During the course of his Budget speech on 29 October 2018 the Chancellor, Philip Hammond, said: "I have never signed off a PFI contract as Chancellor and I can confirm today that I never will". It might be nit-picking to point out that PFI as a procurement route was replaced by PF2 in 2012 so there is little chance that Mr Hammond would ever sign a PFI contract, but the wider point is that he went on to say that the Government has now abolished the use of PFI and PF2 for future projects. The Government will not however take back control of existing PFI contracts but will instead allow these to run their course and establish a centre of excellence "to actively manage these contracts in taxpayers' interests starting in the health sector". This step was taken in the face of "compelling evidence" that the Private Finance Initiative neither delivers value for the taxpayer nor genuinely transfers risk to the private sector.

There may be some debate about what a "genuine transfer of risk" is as opposed to the transfers of risk from public to private sectors that have actually taken place. The report issued by the Public Administration and Constitutional Affairs Committee (After Carillion: Public Sector Outsourcing and Contracting) found that there were fundamental flaws in the way the Government awarded contracts because of "an aggressive approach to risk transfer". The report, published on 9 July 2018, found that ministers tended to spend as little money as possible when awarding contracts whilst forcing contractors to take unacceptable levels of financial risk. 

PFI has always been controversial but the basic premise of leveraging private finance into public infrastructure schemes was not new when PFI was invented and will undoubtedly be with us after PFI has gone. It is unlikely that any Government will in the foreseeable future have enough funds available to fund the massive infrastructure projects that the National Infrastructure Assessment has indicated are vital in order to allow this country to have a properly functioning infrastructure in the twenty first century. The big question is what will replace PFI and PF2?

The Public Administration and Constitutional Affairs Committee suggested that rather than going for lowest cost it is more important that the Government should learn "how to effectively manage its contracts and relationship with the market". When PFI was introduced by the Conservative Government in the early 1990s one of its aims was to transfer debt off the public balance sheet. Whilst the committee found this a "shocking" admission from the Government, this I recall was not a secret when we began to draft PFI contracts in the mid-1990s. PFI would, it was felt, provide "value for money" for these schemes. Notably, "value for money" was never properly defined. There was also much talk of the optimum risk curve, a sensible distribution of contractual risk to the parties best able to bear it. I am not entirely convinced that goal was achieved in many cases. Given its political sensitivity, there will probably never be a satisfactory resolution to the issue of whether PFI provides value for money or simply loads unnecessary debt on the public sector. The choice facing the public sector at the time, however, was not between traditional methods of procurement and PFI but between PFI or nothing at all. 
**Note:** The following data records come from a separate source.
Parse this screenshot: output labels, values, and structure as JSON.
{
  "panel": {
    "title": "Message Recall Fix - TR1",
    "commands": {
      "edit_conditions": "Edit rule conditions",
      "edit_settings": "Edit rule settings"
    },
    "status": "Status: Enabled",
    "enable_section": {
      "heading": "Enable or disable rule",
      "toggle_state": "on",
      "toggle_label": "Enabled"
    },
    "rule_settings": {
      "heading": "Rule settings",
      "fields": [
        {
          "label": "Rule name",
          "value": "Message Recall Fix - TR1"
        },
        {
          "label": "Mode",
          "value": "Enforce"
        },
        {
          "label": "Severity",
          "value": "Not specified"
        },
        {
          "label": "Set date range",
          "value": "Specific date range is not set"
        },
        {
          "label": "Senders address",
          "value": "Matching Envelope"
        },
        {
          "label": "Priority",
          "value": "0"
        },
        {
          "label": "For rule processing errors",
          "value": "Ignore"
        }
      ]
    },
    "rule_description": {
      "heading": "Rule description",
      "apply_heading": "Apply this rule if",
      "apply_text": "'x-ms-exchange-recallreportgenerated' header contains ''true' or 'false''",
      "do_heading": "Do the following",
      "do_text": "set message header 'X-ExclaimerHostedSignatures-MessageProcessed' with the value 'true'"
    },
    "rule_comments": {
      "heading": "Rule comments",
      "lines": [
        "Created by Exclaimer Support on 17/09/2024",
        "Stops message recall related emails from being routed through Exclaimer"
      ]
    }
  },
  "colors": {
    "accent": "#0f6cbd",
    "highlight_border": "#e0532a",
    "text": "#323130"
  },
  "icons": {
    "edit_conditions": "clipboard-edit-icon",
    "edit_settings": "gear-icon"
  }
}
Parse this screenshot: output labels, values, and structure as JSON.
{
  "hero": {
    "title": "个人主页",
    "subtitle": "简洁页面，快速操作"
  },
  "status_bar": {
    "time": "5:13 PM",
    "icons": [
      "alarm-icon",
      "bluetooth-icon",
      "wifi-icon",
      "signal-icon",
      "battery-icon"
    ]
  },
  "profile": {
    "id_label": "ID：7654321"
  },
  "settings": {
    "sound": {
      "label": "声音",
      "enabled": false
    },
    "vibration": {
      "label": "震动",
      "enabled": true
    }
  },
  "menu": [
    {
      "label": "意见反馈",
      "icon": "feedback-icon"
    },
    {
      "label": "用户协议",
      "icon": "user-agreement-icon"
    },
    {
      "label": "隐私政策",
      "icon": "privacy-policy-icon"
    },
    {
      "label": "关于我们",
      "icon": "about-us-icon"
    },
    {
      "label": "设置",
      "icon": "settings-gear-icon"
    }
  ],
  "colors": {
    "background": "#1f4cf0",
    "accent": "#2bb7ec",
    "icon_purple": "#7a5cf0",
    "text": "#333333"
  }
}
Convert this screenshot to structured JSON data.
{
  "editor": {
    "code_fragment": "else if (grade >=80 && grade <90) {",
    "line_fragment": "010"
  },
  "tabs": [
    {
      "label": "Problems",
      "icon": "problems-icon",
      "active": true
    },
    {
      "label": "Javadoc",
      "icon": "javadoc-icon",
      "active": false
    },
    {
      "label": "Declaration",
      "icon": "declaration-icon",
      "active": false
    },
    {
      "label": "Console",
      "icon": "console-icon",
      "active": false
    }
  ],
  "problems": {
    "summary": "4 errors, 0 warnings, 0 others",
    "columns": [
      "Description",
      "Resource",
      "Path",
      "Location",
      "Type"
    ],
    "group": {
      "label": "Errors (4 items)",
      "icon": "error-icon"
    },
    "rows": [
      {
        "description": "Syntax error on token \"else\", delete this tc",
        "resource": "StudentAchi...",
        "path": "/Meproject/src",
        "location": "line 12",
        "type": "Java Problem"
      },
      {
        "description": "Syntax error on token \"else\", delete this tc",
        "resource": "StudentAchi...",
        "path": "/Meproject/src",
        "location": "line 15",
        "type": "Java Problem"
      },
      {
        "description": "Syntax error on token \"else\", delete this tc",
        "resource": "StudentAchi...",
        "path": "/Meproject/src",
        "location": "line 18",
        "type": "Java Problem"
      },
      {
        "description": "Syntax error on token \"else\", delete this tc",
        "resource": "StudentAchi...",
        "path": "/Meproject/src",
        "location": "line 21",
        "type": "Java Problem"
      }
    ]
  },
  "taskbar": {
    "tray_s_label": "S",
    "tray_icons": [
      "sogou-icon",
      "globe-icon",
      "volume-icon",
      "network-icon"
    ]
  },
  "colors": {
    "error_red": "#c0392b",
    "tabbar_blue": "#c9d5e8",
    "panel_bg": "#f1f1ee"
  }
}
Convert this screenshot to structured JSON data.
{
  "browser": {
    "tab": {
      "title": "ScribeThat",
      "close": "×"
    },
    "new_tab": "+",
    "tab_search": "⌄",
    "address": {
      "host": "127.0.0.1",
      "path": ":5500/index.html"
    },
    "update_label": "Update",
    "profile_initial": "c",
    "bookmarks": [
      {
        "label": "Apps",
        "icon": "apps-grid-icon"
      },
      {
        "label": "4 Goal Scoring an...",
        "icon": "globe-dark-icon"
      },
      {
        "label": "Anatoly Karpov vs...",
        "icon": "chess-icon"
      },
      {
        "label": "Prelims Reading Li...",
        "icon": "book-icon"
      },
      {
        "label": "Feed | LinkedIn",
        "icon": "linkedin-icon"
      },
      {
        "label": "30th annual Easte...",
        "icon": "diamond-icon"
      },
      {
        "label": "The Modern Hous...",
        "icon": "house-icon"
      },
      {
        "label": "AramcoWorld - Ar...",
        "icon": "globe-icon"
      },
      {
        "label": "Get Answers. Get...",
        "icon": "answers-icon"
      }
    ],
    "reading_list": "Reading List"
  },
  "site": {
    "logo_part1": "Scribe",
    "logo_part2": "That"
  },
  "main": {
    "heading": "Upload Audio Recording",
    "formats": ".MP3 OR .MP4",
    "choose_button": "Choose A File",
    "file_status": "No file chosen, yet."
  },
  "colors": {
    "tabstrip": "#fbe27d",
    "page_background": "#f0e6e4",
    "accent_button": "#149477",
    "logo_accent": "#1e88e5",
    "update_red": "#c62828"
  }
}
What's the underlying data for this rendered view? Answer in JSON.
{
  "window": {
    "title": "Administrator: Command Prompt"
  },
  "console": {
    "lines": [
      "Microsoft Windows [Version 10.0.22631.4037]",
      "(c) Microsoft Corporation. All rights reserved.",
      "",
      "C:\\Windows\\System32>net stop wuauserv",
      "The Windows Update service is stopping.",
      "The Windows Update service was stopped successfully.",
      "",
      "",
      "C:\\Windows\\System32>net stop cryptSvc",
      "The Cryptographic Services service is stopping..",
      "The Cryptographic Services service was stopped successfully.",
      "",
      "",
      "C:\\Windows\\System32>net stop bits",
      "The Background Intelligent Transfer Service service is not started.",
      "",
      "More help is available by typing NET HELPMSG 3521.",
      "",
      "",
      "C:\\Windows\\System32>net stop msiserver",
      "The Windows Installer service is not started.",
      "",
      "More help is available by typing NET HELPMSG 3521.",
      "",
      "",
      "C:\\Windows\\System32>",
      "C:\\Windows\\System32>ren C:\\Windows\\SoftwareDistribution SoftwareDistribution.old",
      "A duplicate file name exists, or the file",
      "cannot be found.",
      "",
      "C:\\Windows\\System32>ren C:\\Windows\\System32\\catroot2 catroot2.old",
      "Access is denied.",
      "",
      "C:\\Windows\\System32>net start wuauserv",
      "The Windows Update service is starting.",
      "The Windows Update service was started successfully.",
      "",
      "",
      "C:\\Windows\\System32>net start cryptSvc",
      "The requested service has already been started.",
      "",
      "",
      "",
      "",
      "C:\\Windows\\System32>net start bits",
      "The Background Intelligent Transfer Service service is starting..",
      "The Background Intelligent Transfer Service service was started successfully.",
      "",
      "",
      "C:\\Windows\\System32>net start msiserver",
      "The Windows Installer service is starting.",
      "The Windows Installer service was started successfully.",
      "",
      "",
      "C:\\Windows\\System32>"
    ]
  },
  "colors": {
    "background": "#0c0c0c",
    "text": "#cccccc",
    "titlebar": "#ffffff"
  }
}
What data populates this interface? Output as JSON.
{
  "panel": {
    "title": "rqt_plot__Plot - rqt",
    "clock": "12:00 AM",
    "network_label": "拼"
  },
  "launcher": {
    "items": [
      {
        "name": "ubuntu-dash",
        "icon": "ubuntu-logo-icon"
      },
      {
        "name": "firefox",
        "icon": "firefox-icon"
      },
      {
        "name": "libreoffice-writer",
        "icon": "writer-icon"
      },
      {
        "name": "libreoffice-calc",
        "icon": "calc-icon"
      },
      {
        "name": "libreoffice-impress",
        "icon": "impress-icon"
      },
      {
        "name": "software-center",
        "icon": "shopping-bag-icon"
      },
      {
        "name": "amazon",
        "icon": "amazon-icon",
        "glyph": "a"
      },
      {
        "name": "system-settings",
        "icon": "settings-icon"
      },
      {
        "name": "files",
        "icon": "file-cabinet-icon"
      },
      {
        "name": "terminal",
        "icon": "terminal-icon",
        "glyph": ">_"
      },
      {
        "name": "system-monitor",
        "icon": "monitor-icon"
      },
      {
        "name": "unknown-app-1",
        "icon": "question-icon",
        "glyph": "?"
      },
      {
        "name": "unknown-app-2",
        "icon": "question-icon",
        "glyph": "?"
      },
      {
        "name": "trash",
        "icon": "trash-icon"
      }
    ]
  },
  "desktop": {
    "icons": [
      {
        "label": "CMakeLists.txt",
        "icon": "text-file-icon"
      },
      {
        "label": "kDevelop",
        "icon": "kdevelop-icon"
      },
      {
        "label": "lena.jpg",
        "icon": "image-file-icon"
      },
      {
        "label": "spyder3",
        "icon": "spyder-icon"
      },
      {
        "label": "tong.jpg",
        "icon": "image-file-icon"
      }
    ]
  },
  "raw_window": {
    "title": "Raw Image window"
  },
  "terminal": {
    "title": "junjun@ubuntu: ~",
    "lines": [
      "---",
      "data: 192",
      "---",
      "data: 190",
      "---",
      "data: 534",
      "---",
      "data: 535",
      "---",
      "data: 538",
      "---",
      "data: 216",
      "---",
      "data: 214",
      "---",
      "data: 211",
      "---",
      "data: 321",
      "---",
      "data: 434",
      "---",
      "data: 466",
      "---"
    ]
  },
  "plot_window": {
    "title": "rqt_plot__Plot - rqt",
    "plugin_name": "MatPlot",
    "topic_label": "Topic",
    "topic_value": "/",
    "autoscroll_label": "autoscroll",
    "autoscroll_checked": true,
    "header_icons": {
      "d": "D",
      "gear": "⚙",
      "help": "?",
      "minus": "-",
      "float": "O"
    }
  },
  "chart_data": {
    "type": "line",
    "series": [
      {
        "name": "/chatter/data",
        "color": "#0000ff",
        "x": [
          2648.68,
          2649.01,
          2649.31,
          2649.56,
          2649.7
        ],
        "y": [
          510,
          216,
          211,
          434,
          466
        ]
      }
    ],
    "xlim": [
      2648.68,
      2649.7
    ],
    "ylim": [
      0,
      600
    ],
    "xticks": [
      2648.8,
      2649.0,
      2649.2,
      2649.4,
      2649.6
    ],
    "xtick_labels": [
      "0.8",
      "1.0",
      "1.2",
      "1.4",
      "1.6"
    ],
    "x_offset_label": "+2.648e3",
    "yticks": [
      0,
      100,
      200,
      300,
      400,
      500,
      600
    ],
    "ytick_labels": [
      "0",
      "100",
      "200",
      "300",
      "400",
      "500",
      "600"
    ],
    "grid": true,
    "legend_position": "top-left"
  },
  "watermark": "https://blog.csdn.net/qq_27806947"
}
From the construction sector's perspective, of course, the spectre of the Carillion collapse is tied into a number of disastrous PFI projects that Carillion was involved with including the construction of the Royal Liverpool University Hospital and the Metropolitan Midland Hospital. The number of PFI contracts has in fact been declining rapidly from a high of 68 in 2004 to just one in 2018 but notwithstanding this, there are a number of new PFI projects which are being explored – a prison, two roads projects and community and primary care estates within the NHS. If the Government is going ahead with these proposals it is clearly going to have to come up with an alternative way of funding them which will be attractive to the private sector.

My involvement with PFI began with drafting the construction elements of PFI projects, continued by way of disputes in the construction phase of these projects and now concerns issues relating to the operation of the assets and the correct application of the payment mechanisms. Soon I suspect we will be looking at the handback provisions. Given its complexity, political sensitivity and knife-edge financial arrangements it is hardly surprising that PFI has proved to be so problematic and it is highly unlikely that anyone will be sorry to see it go. The real question is what will replace it.